A Strata Leaseholders Society had been set up to negotiate terms on behalf of most of the owners and they established a memorandum of understanding with the city. In response to the MOU, Fast wrote to the deputy city manager and argued some of them would be making payments “disproportionate to the actual land value.”
Fast says the city combined the two strata buildings and used a floor area figure that was off by a total of 4,780 sq. ft. However, the floor area numbers weren’t included in the final draft of the MOU.
The SLS negotiators eventually accepted the aggregate land values, to the irritation of some strata owners most affected by the lease amounts. Renger says it didn’t help that the city negotiators said the lease extension wouldn’t go to council if they kept arguing over the ground rent. Some residents were concerned that they could one day lose their homes without a renewed lease. A leasehold property that’s running out of time rapidly loses value.
Owners prepay their leases upfront instead of monthly. Fast estimates that those impacted are looking at an average of $12,000 extra in payments, which would be paid as part of the lump sum, due upon acceptance of the new lease. The offer expires in February 2028, so they have a few years to decide.
In an email response, the city said that the SLS, of which Renger is a director, was given the opportunity to consider and vote on the package offered and 91% of members voted in favour of the MOU.
“Going forward, the City is offering lease extensions to each individual lessee based on the MOU terms and conditions,” says the city. “It will be up to each individual lessee to choose whether to accept the offer to extend their lease, or to forgo this lease extension offer, in which case their current lease terms and length will remain unchanged.”
The city’s position is that the two sides had agreed that lease prices would be based on the aggregate land value determined during negotiations.

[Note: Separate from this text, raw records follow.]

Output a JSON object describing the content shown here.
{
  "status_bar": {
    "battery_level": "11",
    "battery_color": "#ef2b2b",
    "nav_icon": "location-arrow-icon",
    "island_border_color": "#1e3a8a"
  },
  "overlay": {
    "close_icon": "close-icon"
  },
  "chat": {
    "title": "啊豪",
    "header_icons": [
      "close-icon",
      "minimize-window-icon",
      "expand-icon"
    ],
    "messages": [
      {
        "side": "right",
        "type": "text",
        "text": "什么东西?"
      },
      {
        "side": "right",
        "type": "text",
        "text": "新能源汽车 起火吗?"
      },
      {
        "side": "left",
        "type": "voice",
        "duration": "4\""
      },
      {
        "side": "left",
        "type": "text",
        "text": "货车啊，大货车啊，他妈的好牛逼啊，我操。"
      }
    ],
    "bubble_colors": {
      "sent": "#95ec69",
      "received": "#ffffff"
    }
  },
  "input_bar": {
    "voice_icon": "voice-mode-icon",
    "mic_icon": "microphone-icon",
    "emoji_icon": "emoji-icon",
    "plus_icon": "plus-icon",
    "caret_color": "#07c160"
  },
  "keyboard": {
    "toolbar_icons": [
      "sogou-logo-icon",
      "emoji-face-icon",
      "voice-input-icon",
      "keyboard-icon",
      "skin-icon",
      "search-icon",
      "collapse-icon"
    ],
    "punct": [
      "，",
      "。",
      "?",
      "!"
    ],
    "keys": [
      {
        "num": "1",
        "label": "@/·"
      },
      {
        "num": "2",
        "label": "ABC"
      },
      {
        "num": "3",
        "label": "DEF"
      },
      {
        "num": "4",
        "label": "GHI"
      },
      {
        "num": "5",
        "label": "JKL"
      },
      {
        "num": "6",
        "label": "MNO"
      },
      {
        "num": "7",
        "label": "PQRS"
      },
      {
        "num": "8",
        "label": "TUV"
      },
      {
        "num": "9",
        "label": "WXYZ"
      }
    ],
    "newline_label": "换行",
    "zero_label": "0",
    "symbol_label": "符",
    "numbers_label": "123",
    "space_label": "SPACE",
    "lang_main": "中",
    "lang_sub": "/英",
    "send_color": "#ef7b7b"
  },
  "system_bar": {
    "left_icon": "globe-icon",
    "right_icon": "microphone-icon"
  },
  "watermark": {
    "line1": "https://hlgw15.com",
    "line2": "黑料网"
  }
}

“This was done intentionally to avoid disagreements over building floor areas,” says the city. “With this approach, the inclusion or exclusion of certain building elements is not material.”
If an owner rejects the city’s offer, it’s not clear what would happen when their lease expires in 2036.
Strata owner Joanne Nickel moved into her False Creek building six years ago and has one of the larger units; she believes she’s being over-charged by $20,000. She didn’t want to go public with total amount she owes for her prepaid lease, but she said the average amount is around $200,000.
Some people wanted to push on with accepting the terms because they are aging out or downsizing and looking to sell, she said. With another 13 years left on their leases, plus the 20-year extension, that gives them 33 years, a decent amount of time to get mortgage approval and make their units marketable for resale.
But Nickel plans to stay in her waterfront unit. She knows that some people won’t sympathize because her leasehold price was far below freehold price for a comparable unit, especially for a waterfront condo on the city’s west side, near downtown. Leasehold units, however, don’t hold their value like freehold properties.
The city has plans to add density to the neighbourhood, facing an increasing population and an affordable housing crisis. They are a community feeling the pressure of pending change.
She understands why other residents would want to accept the offer and get on with their lives.
“We are a small building and a number of people have lived here for 30 odd years… people were desperate, especially if you are aging out or you are downsizing. It made it really difficult. I will say there was a lot of stress in the community.”
They have another major concern and that’s a modification to the formula used in the city’s purchase price paid to the strata owner at lease end.
“Some of us believe the lease modifications will result in termination payments that are far below the freehold value of the lot,” says Renger.
Their understanding of the new terms is that there’d be a deduction from their unit value, according to the “residual land value.” If the city-owned land it sits on is worth more than the value of the unit, which is entirely conceivable, then the unit could be worth zero. The concern is that if it’s a negative value, the owner could owe the city, he says.
For that reason, he and others want a written guarantee from the city that the purchase price at lease end would never be less than zero, regardless of appraisals.